Bulan-bulan berlalu, dan meskipun waktu terus bergerak, hidup Elias seakan terjebak dalam siklus yang menyakitkan. Setiap pagi, ketika ia melangkah keluar dari rumahnya, jantungnya berdetak lebih cepat, bukan karena semangat menyambut hari, melainkan ketakutan akan apa yang mungkin terjadi di sekolah. Bullying yang awalnya hanya berupa olok-olokan dan dorongan kini telah berkembang menjadi sesuatu yang lebih parah—serangan fisik, penghinaan yang melukai harga diri, dan perlakuan yang tak manusiawi.
Suatu siang yang cerah, di lapangan sekolah, Elias tengah berjalan sendiri setelah makan siang. Ia mencoba untuk menghindari tempat-tempat ramai, tetapi bahkan itu pun tidak bisa menghindarkannya dari Kevin dan gengnya. Mereka menemukannya di sudut halaman sekolah, di belakang gedung tua yang jarang dilewati guru.
"Hei, Elias! Ke mana kamu mau pergi?" suara Kevin menggema, penuh ejekan. Elias tak perlu menoleh untuk tahu siapa yang mendekat.
Kevin menarik kerah baju Elias, menyeretnya dengan mudah. "Sudah kubilang, jangan berusaha kabur dariku!"
Sebelum Elias bisa berkata apa-apa, pukulan pertama mendarat di perutnya. Napasnya tercekat, tubuhnya terlipat. Tapi Kevin tidak berhenti di situ. Ia menampar wajah Elias dengan keras, hingga anak itu jatuh ke tanah. Tawanya bersama Fahri dan Danang menggema di sekitar mereka, seolah-olah dunia bersekongkol untuk membuat Elias lebih menderita.
Namun kali ini, di tengah rasa sakit yang menghantam tubuhnya, sesuatu di dalam Elias mulai berubah. Ada bagian dari dirinya yang retak, tetapi retakan itu tidak membawa kelemahan—justru membawa kemarahan yang terpendam selama ini. Di dalam hatinya, ia merasakan sesuatu yang baru: dorongan untuk melawan.

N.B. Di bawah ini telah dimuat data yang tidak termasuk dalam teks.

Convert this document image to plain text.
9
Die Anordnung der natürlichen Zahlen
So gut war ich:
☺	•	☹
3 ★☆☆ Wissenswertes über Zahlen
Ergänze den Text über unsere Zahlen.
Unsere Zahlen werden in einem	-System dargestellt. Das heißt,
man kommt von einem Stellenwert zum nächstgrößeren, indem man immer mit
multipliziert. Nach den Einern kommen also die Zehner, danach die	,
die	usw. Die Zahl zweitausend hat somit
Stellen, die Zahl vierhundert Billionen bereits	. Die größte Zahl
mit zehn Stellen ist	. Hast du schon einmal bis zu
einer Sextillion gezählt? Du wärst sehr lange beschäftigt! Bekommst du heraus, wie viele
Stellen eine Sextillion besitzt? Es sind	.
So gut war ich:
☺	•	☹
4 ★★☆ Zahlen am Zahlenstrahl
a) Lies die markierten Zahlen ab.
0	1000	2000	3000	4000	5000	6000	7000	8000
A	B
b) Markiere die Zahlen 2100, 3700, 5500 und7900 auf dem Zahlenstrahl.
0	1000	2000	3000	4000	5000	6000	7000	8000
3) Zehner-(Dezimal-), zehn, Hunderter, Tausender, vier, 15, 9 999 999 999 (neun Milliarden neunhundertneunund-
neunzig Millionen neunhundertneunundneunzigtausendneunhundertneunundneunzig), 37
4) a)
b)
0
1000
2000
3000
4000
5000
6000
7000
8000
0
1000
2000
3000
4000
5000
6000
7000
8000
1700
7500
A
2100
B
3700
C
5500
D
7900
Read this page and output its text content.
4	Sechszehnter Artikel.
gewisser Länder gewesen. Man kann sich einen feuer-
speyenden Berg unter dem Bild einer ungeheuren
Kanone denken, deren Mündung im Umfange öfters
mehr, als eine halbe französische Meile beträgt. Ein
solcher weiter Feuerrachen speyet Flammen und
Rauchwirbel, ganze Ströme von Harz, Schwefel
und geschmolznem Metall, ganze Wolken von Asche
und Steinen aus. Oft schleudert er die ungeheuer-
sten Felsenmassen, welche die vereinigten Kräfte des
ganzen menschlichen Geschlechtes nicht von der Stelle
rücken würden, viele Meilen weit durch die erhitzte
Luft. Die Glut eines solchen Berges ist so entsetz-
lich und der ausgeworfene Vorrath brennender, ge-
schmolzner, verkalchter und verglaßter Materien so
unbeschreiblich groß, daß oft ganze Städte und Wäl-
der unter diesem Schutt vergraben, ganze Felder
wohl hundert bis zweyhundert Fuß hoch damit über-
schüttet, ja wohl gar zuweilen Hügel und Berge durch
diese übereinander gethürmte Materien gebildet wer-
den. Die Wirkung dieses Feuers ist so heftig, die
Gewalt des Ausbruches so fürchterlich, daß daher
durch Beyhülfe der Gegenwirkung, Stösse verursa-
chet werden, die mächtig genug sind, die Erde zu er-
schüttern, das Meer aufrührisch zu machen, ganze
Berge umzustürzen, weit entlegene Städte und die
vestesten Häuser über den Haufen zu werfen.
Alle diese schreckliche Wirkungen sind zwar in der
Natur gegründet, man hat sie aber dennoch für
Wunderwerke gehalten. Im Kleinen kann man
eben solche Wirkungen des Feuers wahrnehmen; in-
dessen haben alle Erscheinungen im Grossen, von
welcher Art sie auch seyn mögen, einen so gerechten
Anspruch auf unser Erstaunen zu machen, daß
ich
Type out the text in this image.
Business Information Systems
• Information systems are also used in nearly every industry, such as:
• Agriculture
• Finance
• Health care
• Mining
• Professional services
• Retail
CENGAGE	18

Meski ia tak berdaya untuk membalas saat itu, di dalam kepalanya, gambar-gambar balas dendam mulai terbentuk. Elias mulai memikirkan cara-cara untuk melawan Kevin dan gengnya. Ia tahu ia tidak cukup kuat untuk menghadapi mereka secara langsung, tetapi ada jalan lain. Di balik penderitaannya, Elias menemukan kenyamanan yang aneh dalam amarahnya. Amarah itu memberinya kekuatan, meski hanya di dalam pikirannya.
Di hari-hari berikutnya, perasaan marah dan kebencian ini semakin tumbuh. Elias mulai mencari pelarian dalam bentuk-bentuk lain. Ketika teman-teman sekelasnya menikmati musik pop dan lagu-lagu ceria, Elias tertarik pada musik yang lebih keras—lagu-lagu dengan lirik yang mencerminkan kemarahan dan rasa sakit yang sama seperti yang ia rasakan. Musik metal, punk, dan rock keras menjadi soundtrack harian hidupnya. Lagu-lagu itu menggambarkan dunia yang gelap, penuh dengan kekerasan, pemberontakan, dan balas dendam, sesuatu yang membuat Elias merasa tidak lagi sendirian.
Elias juga mulai tertarik pada film-film yang memperlihatkan dunia yang sama kelamnya. Film-film tentang anti-pahlawan, tokoh-tokoh yang hidup di luar batas moralitas, yang tidak ragu untuk menggunakan kekerasan untuk mendapatkan keadilan mereka sendiri. Di dalam kamar gelapnya, Elias tenggelam dalam cerita-cerita tentang perlawanan, tentang orang-orang yang dihina dan dilukai, tetapi akhirnya membalas dengan cara mereka sendiri.